Eppo Bruins on AI in different government domains

Artifical intelligence
27 September 2022

Michiel van der Meulen, chief geologist for the Geological Survey of the Netherlands (GDN), speaks with Eppo Bruins. Bruins was educated as a nuclear physicist and has spent many years working in the world of science, innovation, and technology. Between 2015 and 2021, he was a Dutch member of parliament for the Christian Union. He was recently appointed chairman of the Advisory council for science, technology and innovation (AWTI). What will AI mean for the various government domains in the coming years?

A conversation with Eppo Bruins

How have you encountered AI in your various roles?

‘During my time at the technology foundation STW, we had smart software, and data were becoming increasingly ‘big’. But computing power has, of course, grown massively over the past ten years. When I entered the Dutch Parliament, there was a huge boom in articles and reports on artificial intelligence. The term was on every politician’s mind. Today, as the chairman of the AWTI, I can’t avoid the subject. AI will play an important role everywhere. And it will become increasingly visible in our daily lives. So yes, this is something we will have to relate to.’

During your time in Parliament, it was still very much a question of what AI promised for the future. Have some of these promises already been realised?

‘I think you can slowly see the transition from smart software to self-learning software. Of course, a lot has happened, in the field of pattern and image recognition in particular. As citizens, we’re often hardly aware that there are self-learning systems behind these things. I do feel, and reading TNO’s vision confirms this, that AI will really take off during the next ten years. And that fundamentally different directions will be taken.’

What about the awareness of this technology amongst the general public? Should we be more concerned about this?

‘I think that with any new form of technology, we as a society need to ask ourselves “Do we really want it?” And what limits do we want to place on it? What laws and regulations must it comply with? I think that, as a society, we are now more aware of AI than ever. The benefits affair, for example, showed us that we need to make laws and rules related to artificial intelligence. The next 5 to 10 years will require heightened awareness in society as technologists tell us what’s to come. Although the next generation really perceives these matters differently than we do.’

Where do you see this difference?

‘I see that the youngest generations have a kind of boundless confidence in technology due to its all-pervasiveness; it’s all around us. Hidden in ever smaller boxes, we no longer notice it. It has become an invisible extension of ourselves.’

‘The ethics of technology is something we need to talk about together.’

Do you believe we should involve young people more in conversations about the ethics of AI?

‘The ethics of technology, as described in TNO’s vision, is something we need to talk about together. We have to determine together which values we want to pass on to the technology. But aren’t we already assuming here that ethics can be formulated neutrally? I have strong doubts about whether it can. Isn’t ethics an incredibly personal matter? Doesn’t that imply we’re actually programming computers with a character? Can ethics be programmed in a neutrally objective manner in algorithms and artificial intelligence?’

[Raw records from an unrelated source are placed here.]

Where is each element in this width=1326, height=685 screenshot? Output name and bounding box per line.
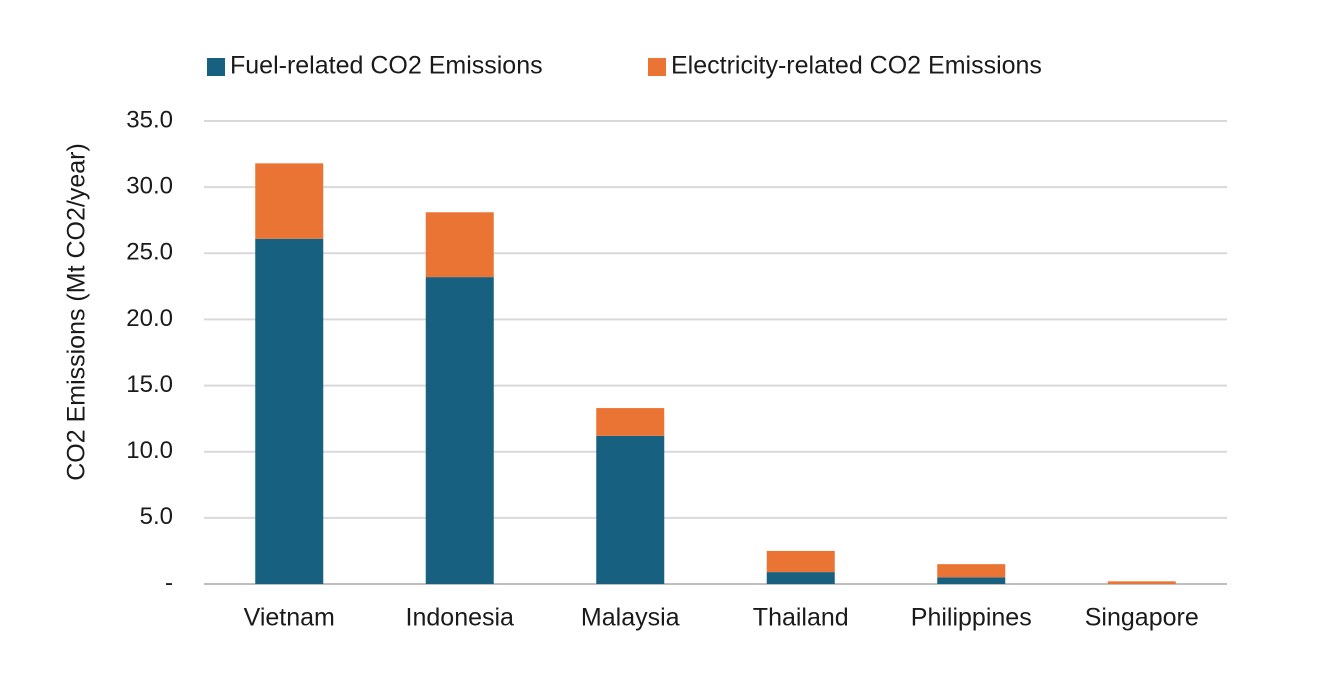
y-tick-label: 15.0	[126, 371, 173, 398]
x-category-label: Indonesia	[406, 604, 515, 632]
y-tick-label: 30.0	[126, 172, 173, 199]
x-category-label: Vietnam	[244, 604, 335, 632]
bar-segment-fuel	[255, 238, 324, 584]
legend-label-electricity: Electricity-related CO2 Emissions	[671, 52, 1042, 80]
y-tick-label: 10.0	[126, 437, 173, 464]
bar-segment-electricity	[1107, 581, 1176, 584]
y-tick-label: 5.0	[140, 503, 173, 530]
y-axis-ticks: - 5.0 10.0 15.0 20.0 25.0 30.0 35.0	[126, 106, 173, 596]
bar-segment-electricity	[255, 163, 324, 239]
y-tick-label: 20.0	[126, 305, 173, 332]
legend-swatch-electricity	[648, 58, 666, 76]
x-axis-labels: Vietnam Indonesia Malaysia Thailand Philippi…	[244, 604, 1199, 632]
y-tick-label: -	[165, 569, 173, 596]
x-category-label: Singapore	[1085, 604, 1199, 632]
bar-segment-electricity	[596, 408, 665, 436]
bar-segment-fuel	[937, 577, 1006, 584]
legend-swatch-fuel	[207, 58, 225, 76]
bar-segment-electricity	[766, 550, 835, 573]
y-tick-label: 35.0	[126, 106, 173, 133]
legend: Fuel-related CO2 Emissions Electricity-re…	[207, 52, 1042, 80]
y-tick-label: 25.0	[126, 239, 173, 266]
legend-label-fuel: Fuel-related CO2 Emissions	[230, 52, 543, 80]
bar-segment-electricity	[425, 212, 494, 278]
bar-segment-fuel	[766, 572, 835, 584]
x-category-label: Philippines	[911, 604, 1032, 632]
x-category-label: Thailand	[753, 604, 849, 632]
bar-segment-fuel	[425, 277, 494, 584]
x-category-label: Malaysia	[581, 604, 680, 632]
y-axis-title: CO2 Emissions (Mt CO2/year)	[63, 143, 91, 481]
bars	[255, 163, 1176, 584]
bar-segment-fuel	[596, 435, 665, 584]
gridlines	[204, 120, 1227, 585]
bar-segment-electricity	[937, 564, 1006, 578]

‘I believe this to be an extraordinarily fundamental question. Personally, I like pluralism; everyone can think what they want. A system of standards imposed by the average of what we think in our democracy sends shivers down my spine. But, if you raise these kinds of issues in politics, you’ll be criticised. Our country often struggles to talk about complicated subjects.’

‘The question whether AI can be creative is a confrontational one.’

Do you see a role for science in this? And for TNO in particular?

‘Certainly. We need public policies to be based on facts. Scientists and researchers present facts. They present what we know. Politicians need to weigh up different interests and opinions. Even if politics is fundamentally subjective, we want politicians’ decisions to be made with as much objective information as possible. The good governance of evidence is a discipline, because you can use facts selectively. You can show that one particular graph that does support what you say. How you balance those different interests depends on your view of humanity and society.’

‘That AI could enhance our creativity and could learn to reason. To me, that is mind boggling.’

‘The question whether AI can be creative is a confrontational one. At present, we regard creativity as an exclusively human trait. It’s what makes us human. While I was reading the vision, there were two places at which I paused for reflection. The first concerns the fact that AI could enhance our creativity. The second, that AI could learn to reason. To me, that is mind boggling. As we reason from within our own system of values and norms, I can hardly imagine this to be the case. Would we actually be programming a person with a character? With particular memories or scratches on its soul? It feels like science fiction.’

‘Even if the examples are sometimes predictable, such as autonomous driving, I think it’s great to see that TNO is already thinking about these things. And also to witness the fact that TNO is aware of its responsibility. That an organisation that develops technology also has a responsibility to think about the repercussions of the developments it creates. This can only be taken forward through dialogue. At the very least, our children and our grandchildren must be able to see that we did our utmost to have this discussion.’